My objective in discussing this issue is merely to point out that David’s argument is not that more nominal spending is always better. Rather, it is the concept of monetary equilibrium that is at the center of David’s claim that quantitative easing is necessary. Accordingly, rapid declines in nominal spending reflect a deviation of desired money balances from actual money balances and, as a result, require monetary expansion to correct. In addition, this concept is not only at the core of David’s argument, but also at the core of the Austrian theory of the business cycle as articulated by Hayek and others.

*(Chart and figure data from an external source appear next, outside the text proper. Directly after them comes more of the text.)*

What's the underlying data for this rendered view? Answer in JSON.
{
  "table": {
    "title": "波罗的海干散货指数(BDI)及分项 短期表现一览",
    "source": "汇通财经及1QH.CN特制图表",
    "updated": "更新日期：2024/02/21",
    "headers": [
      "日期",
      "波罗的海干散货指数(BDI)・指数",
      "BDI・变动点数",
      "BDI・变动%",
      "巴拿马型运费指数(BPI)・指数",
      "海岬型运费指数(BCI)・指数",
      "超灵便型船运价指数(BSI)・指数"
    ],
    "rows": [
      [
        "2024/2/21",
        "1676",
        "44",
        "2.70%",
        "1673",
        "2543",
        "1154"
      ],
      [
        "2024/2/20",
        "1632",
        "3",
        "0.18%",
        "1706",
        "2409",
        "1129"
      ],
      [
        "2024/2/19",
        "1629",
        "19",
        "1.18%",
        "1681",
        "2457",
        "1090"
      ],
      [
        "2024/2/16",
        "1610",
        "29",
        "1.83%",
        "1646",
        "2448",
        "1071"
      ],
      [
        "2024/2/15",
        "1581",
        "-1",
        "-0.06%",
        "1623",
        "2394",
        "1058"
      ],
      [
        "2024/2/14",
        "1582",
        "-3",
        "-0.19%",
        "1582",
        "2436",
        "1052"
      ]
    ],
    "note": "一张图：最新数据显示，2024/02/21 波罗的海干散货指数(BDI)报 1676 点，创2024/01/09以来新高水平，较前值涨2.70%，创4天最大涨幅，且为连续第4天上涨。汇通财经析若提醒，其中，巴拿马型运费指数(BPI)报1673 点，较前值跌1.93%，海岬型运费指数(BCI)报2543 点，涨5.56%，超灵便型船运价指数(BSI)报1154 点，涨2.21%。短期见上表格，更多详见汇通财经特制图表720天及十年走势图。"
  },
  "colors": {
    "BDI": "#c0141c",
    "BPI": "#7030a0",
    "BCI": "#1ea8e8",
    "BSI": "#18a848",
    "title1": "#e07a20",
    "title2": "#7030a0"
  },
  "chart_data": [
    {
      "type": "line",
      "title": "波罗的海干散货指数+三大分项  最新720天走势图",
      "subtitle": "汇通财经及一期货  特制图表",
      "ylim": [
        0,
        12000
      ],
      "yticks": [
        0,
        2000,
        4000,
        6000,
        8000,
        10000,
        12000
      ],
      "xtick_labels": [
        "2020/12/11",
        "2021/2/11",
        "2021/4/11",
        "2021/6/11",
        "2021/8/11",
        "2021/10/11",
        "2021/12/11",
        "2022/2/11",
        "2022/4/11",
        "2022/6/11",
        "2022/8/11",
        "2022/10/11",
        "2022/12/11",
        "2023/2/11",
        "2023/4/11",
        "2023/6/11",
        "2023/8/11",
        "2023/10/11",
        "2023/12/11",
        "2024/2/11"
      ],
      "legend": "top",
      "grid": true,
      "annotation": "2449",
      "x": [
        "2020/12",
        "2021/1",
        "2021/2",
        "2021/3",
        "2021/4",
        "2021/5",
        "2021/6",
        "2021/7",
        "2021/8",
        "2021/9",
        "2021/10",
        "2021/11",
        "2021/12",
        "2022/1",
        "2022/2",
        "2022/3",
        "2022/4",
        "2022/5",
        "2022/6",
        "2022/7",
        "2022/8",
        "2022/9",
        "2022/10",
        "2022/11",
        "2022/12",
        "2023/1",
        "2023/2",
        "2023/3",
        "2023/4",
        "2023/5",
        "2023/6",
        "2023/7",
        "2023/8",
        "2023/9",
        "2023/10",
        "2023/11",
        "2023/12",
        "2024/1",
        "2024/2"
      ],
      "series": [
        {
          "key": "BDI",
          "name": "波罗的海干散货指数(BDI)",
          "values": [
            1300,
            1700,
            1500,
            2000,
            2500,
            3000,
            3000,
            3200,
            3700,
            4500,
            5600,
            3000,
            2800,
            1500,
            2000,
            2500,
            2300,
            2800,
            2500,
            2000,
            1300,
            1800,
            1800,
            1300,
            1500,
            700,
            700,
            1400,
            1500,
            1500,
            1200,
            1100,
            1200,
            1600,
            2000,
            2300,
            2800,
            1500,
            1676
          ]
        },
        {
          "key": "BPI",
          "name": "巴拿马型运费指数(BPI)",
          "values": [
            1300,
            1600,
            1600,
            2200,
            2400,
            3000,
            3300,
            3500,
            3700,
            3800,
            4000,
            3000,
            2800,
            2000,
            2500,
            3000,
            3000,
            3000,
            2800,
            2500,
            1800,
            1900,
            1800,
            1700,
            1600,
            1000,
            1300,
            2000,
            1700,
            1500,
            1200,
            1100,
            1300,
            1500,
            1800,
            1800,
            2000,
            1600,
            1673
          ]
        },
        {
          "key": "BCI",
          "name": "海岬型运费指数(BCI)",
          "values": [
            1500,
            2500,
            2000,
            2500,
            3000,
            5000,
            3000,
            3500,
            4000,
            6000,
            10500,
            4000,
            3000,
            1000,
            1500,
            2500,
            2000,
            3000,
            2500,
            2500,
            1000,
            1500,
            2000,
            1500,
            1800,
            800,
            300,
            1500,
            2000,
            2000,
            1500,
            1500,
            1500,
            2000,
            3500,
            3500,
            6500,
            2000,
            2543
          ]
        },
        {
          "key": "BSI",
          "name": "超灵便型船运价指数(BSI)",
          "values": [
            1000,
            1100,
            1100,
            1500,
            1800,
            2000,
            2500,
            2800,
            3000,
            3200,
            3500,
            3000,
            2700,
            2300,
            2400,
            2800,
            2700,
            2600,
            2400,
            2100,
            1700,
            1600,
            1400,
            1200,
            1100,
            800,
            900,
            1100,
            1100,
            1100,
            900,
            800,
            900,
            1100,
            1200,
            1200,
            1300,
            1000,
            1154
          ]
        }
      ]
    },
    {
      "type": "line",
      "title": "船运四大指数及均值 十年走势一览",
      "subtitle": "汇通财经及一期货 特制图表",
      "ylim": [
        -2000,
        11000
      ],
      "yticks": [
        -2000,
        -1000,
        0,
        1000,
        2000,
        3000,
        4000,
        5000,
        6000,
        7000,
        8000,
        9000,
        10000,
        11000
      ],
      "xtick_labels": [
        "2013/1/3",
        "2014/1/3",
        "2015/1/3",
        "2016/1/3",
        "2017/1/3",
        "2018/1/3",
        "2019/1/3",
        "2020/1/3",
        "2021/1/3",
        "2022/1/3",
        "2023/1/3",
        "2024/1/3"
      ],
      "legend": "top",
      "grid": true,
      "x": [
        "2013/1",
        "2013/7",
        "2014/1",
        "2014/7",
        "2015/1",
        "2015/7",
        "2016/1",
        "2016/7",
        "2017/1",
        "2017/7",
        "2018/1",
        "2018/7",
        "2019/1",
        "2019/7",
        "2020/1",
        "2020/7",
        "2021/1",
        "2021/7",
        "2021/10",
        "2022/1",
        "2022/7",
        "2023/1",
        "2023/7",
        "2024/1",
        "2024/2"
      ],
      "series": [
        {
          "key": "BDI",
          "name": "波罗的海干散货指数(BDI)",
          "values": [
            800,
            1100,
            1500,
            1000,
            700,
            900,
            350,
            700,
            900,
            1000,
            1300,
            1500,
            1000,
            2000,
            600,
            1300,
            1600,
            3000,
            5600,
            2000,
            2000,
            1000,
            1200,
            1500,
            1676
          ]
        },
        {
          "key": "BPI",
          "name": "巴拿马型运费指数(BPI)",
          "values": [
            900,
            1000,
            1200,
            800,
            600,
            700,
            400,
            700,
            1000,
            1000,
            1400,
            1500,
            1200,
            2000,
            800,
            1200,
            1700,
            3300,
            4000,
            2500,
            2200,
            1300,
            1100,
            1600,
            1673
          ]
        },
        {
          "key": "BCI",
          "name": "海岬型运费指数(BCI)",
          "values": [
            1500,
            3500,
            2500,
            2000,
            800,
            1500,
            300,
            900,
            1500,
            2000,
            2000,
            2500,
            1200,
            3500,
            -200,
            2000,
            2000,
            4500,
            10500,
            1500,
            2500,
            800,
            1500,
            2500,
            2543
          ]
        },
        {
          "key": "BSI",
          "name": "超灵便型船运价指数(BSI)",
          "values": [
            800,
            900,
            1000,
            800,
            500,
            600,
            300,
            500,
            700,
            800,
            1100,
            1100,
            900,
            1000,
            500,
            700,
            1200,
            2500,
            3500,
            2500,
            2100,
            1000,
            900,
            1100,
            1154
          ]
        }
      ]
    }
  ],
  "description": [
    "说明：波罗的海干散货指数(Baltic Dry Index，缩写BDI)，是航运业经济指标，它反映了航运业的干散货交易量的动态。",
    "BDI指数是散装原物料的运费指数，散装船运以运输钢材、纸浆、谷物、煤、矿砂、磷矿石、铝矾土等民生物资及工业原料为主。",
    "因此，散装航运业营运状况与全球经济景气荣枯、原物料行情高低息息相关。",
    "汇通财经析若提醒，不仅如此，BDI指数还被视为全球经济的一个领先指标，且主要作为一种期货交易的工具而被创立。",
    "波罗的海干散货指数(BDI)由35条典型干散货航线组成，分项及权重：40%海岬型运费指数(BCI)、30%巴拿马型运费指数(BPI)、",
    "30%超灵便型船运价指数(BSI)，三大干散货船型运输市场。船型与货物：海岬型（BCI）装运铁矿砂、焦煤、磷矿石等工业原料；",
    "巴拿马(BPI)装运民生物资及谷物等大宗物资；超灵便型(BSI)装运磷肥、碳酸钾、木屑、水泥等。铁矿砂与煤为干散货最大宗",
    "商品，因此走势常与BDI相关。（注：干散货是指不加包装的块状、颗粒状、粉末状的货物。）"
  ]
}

Thus, Robert Murphy is free to support (or oppose) whatever policy he desires. The astute reader will note that I have not advocated a particular policy in the post. I have not done so because the purpose of the post, as with so many since the recession began, is to explicitly outline a framework rather than a caricature thereof. If one is to advocate the Austrian position and argue that David is wrong, the argument must take seriously the concept of monetary equilibrium and recognize that this concept was also at the core of Hayek’s thinking. Such an advocate would therefore have to explain why Hayek’s policy prescription was not consistent with the business cycle theory that he contributed so much to developing; or, alternatively, that we are not currently in a state of monetary disequilibrium.